While the subprime meltdown and the subsequent havoc it is causing on Wall Street has dominated the headlines, the collapsing dollar hasn't gotten nearly enough attention.

That's beginning to change. The New York Sun discusses it in light of an exchange from this summer between Ron Paul and Fed Chief Ben Bernanke. The Sun notes that in July Paul was using the word "crisis" with respect to the dollar. Bernanke didn't see a crisis. The paper also surmises that Paul's prescience may be an explanation for his "surprising" campaign:
[W]e're of the view that it relates to the substance. We have a lot of differences with Mr. Paul, but on monetary matters, we've been covering him since his days, in the early 1980s, as a member of the United States Gold Commission, when he coauthored, with New York's own Lewis Lehrman, a minority report favoring a return to a version of the gold standard. What can be said about Mr. Paul is that he's not only ahead of Mr. Bernanke but also of his fellow Republicans, and he will eat into their standing until they address the question of the soundness of our currency.

Clearly, Paul's principled stance against the war has a lot to do with it, but he is also the only person -- in either party -- talking about what to some is economic arcana.

On Sunday, my colleague Braden Keil addressed at length the real-world impact that the dollar imbalance is having on the New York economy -- as Europeans gobble everything up at (for them) rock-bottom prices:
While it's positive for jobs that foreign money is pouring into our restaurants, hotels, retail stores and real estate, it's also pricing us out of our own market. Everything - from rentals to luxury goods to meals - is being kept artificially high by foreign visitors. That $50 entrée? Chump change to someone who got $2 for every pound they brought through customs. And don't think that the housing dip affecting the rest of the country means you might finally be able to afford a place in Manhattan - or even Brooklyn.

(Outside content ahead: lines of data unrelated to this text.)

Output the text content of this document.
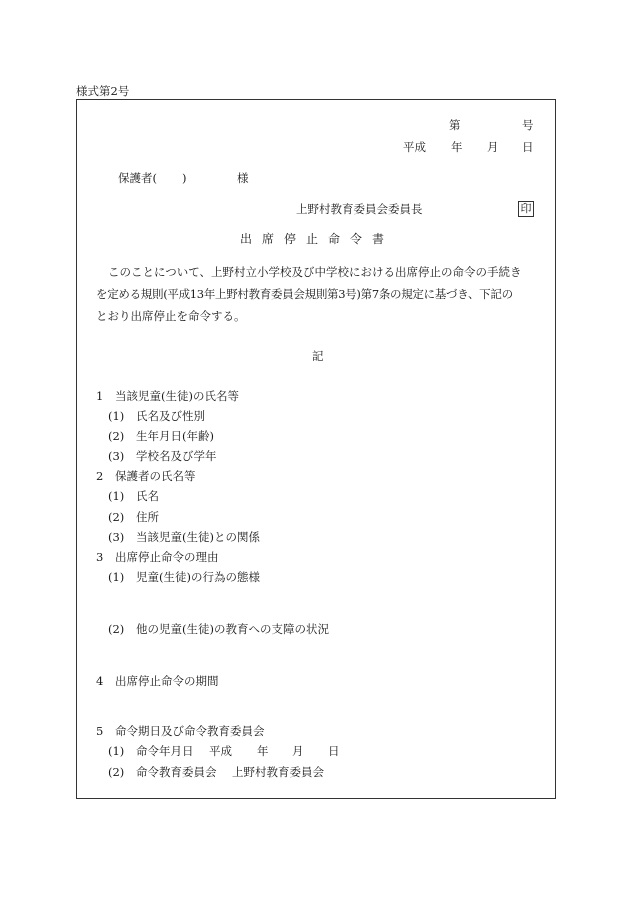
様式第2号
第	号
平成 年 月 日
保護者( )	様
上野村教育委員会委員長	印
出 席 停 止 命 令 書
このことについて、上野村立小学校及び中学校における出席停止の命令の手続き
を定める規則(平成13年上野村教育委員会規則第3号)第7条の規定に基づき、下記の
とおり出席停止を命令する。
記
1 当該児童(生徒)の氏名等
(1) 氏名及び性別
(2) 生年月日(年齢)
(3) 学校名及び学年
2 保護者の氏名等
(1) 氏名
(2) 住所
(3) 当該児童(生徒)との関係
3 出席停止命令の理由
(1) 児童(生徒)の行為の態様
(2) 他の児童(生徒)の教育への支障の状況
4 出席停止命令の期間
5 命令期日及び命令教育委員会
(1) 命令年月日 平成 年 月 日
(2) 命令教育委員会 上野村教育委員会
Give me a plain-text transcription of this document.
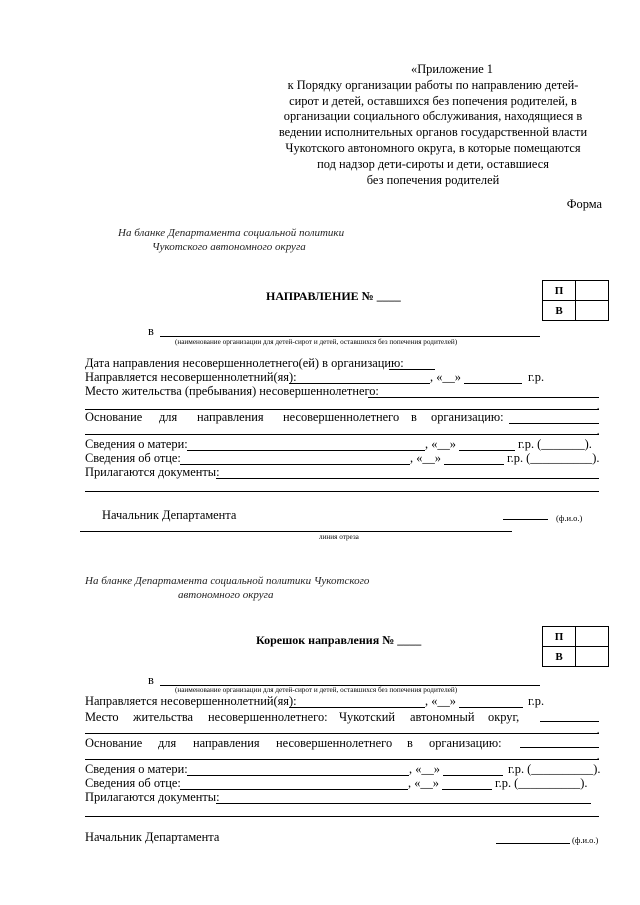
«Приложение 1
к Порядку организации работы по направлению детей-
сирот и детей, оставшихся без попечения родителей, в
организации социального обслуживания, находящиеся в
ведении исполнительных органов государственной власти
Чукотского автономного округа, в которые помещаются
под надзор дети-сироты и дети, оставшиеся
без попечения родителей
Форма
На бланке Департамента социальной политики
Чукотского автономного округа
НАПРАВЛЕНИЕ № ____	П	
В	
в
(наименование организации для детей-сирот и детей, оставшихся без попечения родителей)
Дата направления несовершеннолетнего(ей) в организацию:
Направляется несовершеннолетний(яя):	, «__»	г.р.
Место жительства (пребывания) несовершеннолетнего:
.
Основание для направления несовершеннолетнего в организацию:
.
Сведения о матери:	, «__»	г.р. (_______).
Сведения об отце:	, «__»	г.р. (__________).
Прилагаются документы:
Начальник Департамента	(ф.и.о.)
линия отреза
На бланке Департамента социальной политики Чукотского
автономного округа
Корешок направления № ____	П	
В	
в
(наименование организации для детей-сирот и детей, оставшихся без попечения родителей)
Направляется несовершеннолетний(яя):	, «__»	г.р.
Место жительства несовершеннолетнего: Чукотский автономный округ,
.
Основание для направления несовершеннолетнего в организацию:
.
Сведения о матери:	, «__»	г.р. (__________).
Сведения об отце:	, «__»	г.р. (__________).
Прилагаются документы:
Начальник Департамента	(ф.и.о.)
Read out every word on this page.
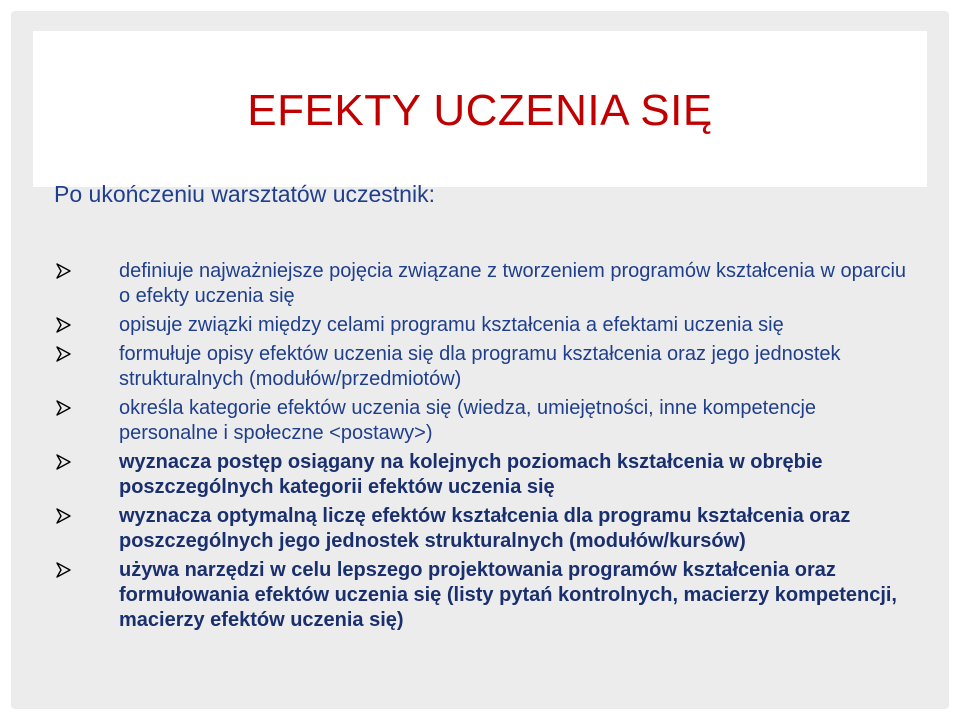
EFEKTY UCZENIA SIĘ
Po ukończeniu warsztatów uczestnik:
definiuje najważniejsze pojęcia związane z tworzeniem programów kształcenia w oparciu o efekty uczenia się
opisuje związki między celami programu kształcenia a efektami uczenia się
formułuje opisy efektów uczenia się dla programu kształcenia oraz jego jednostek strukturalnych (modułów/przedmiotów)
określa kategorie efektów uczenia się (wiedza, umiejętności, inne kompetencje personalne i społeczne <postawy>)
wyznacza postęp osiągany na kolejnych poziomach kształcenia w obrębie poszczególnych kategorii efektów uczenia się
wyznacza optymalną liczę efektów kształcenia dla programu kształcenia oraz poszczególnych jego jednostek strukturalnych (modułów/kursów)
używa narzędzi w celu lepszego projektowania programów kształcenia oraz formułowania efektów uczenia się (listy pytań kontrolnych, macierzy kompetencji, macierzy efektów uczenia się)
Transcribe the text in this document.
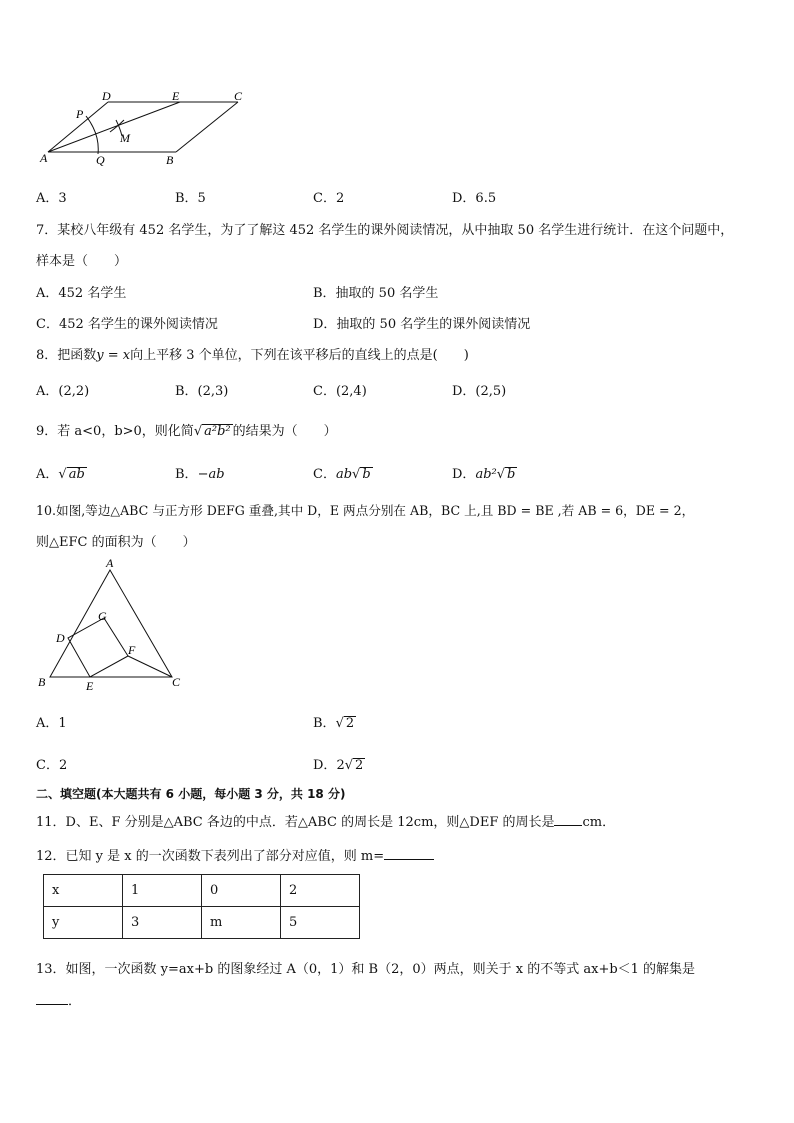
D	E	C
P
M
A	Q	B
A．3	B．5	C．2	D．6.5
7．某校八年级有 452 名学生，为了了解这 452 名学生的课外阅读情况，从中抽取 50 名学生进行统计．在这个问题中，
样本是（　　）
A．452 名学生	B．抽取的 50 名学生
C．452 名学生的课外阅读情况	D．抽取的 50 名学生的课外阅读情况
8．把函数y = x向上平移 3 个单位，下列在该平移后的直线上的点是(　　)
A．(2,2)	B．(2,3)	C．(2,4)	D．(2,5)
9．若 a<0，b>0，则化简√ a²b² 的结果为（　　）
A．√ ab	B．−ab	C．ab√ b	D．ab²√ b
10.如图,等边△ABC 与正方形 DEFG 重叠,其中 D，E 两点分别在 AB，BC 上,且 BD = BE ,若 AB = 6，DE = 2，
则△EFC 的面积为（　　）
A
G
D
F
B	E	C
A．1	B．√ 2
C．2	D．2√ 2
二、填空题(本大题共有 6 小题，每小题 3 分，共 18 分)
11．D、E、F 分别是△ABC 各边的中点．若△ABC 的周长是 12cm，则△DEF 的周长是 cm．
12．已知 y 是 x 的一次函数下表列出了部分对应值，则 m=
x	1	0	2
y	3	m	5
13．如图，一次函数 y=ax+b 的图象经过 A（0，1）和 B（2，0）两点，则关于 x 的不等式 ax+b＜1 的解集是
．
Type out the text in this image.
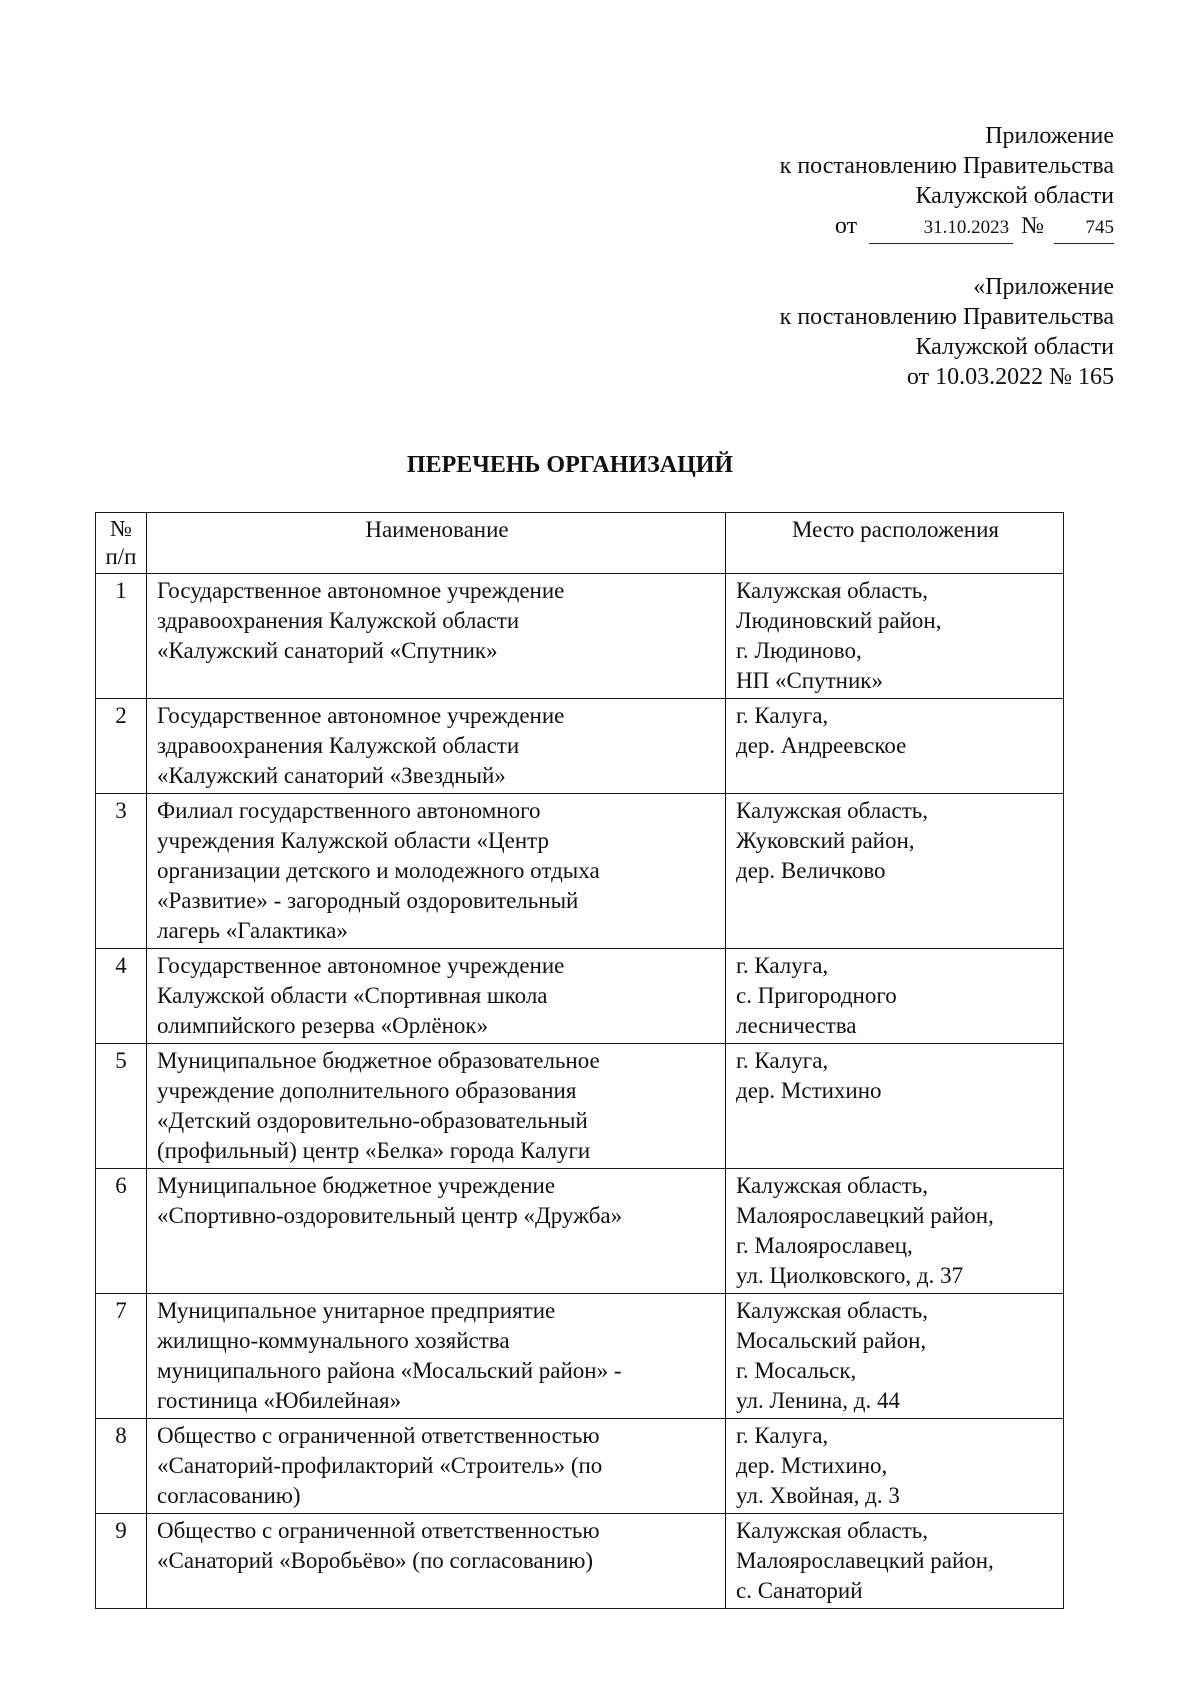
Приложение
к постановлению Правительства
Калужской области
от	31.10.2023 №	745
«Приложение
к постановлению Правительства
Калужской области
от 10.03.2022 № 165
ПЕРЕЧЕНЬ ОРГАНИЗАЦИЙ
№
п/п	Наименование	Место расположения
1	Государственное автономное учреждение
здравоохранения Калужской области
«Калужский санаторий «Спутник»	Калужская область,
Людиновский район,
г. Людиново,
НП «Спутник»
2	Государственное автономное учреждение
здравоохранения Калужской области
«Калужский санаторий «Звездный»	г. Калуга,
дер. Андреевское
3	Филиал государственного автономного
учреждения Калужской области «Центр
организации детского и молодежного отдыха
«Развитие» - загородный оздоровительный
лагерь «Галактика»	Калужская область,
Жуковский район,
дер. Величково
4	Государственное автономное учреждение
Калужской области «Спортивная школа
олимпийского резерва «Орлёнок»	г. Калуга,
с. Пригородного
лесничества
5	Муниципальное бюджетное образовательное
учреждение дополнительного образования
«Детский оздоровительно-образовательный
(профильный) центр «Белка» города Калуги	г. Калуга,
дер. Мстихино
6	Муниципальное бюджетное учреждение
«Спортивно-оздоровительный центр «Дружба»	Калужская область,
Малоярославецкий район,
г. Малоярославец,
ул. Циолковского, д. 37
7	Муниципальное унитарное предприятие
жилищно-коммунального хозяйства
муниципального района «Мосальский район» -
гостиница «Юбилейная»	Калужская область,
Мосальский район,
г. Мосальск,
ул. Ленина, д. 44
8	Общество с ограниченной ответственностью
«Санаторий-профилакторий «Строитель» (по
согласованию)	г. Калуга,
дер. Мстихино,
ул. Хвойная, д. 3
9	Общество с ограниченной ответственностью
«Санаторий «Воробьёво» (по согласованию)	Калужская область,
Малоярославецкий район,
с. Санаторий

Europeans are snapping up the “sales."
Many on the left have decried what they see as America becoming "Walmart Nation" -- meaning that the Superstore's low prices that undercut the competition is driving "Mom and Pop" stores out of business. But, one could also say that the dollar fall has created a different form of "Walmart Nation" actually turned the U.S. into one large Walmart -- "always low prices."

Given some of the dire concerns raised in another Sun column, the end result of these trends may mean that, contrary to what the conventional wisdom driving the present political debate suggests, Iraq may actually rank a distant second to the economy as the critical issue in next year's election.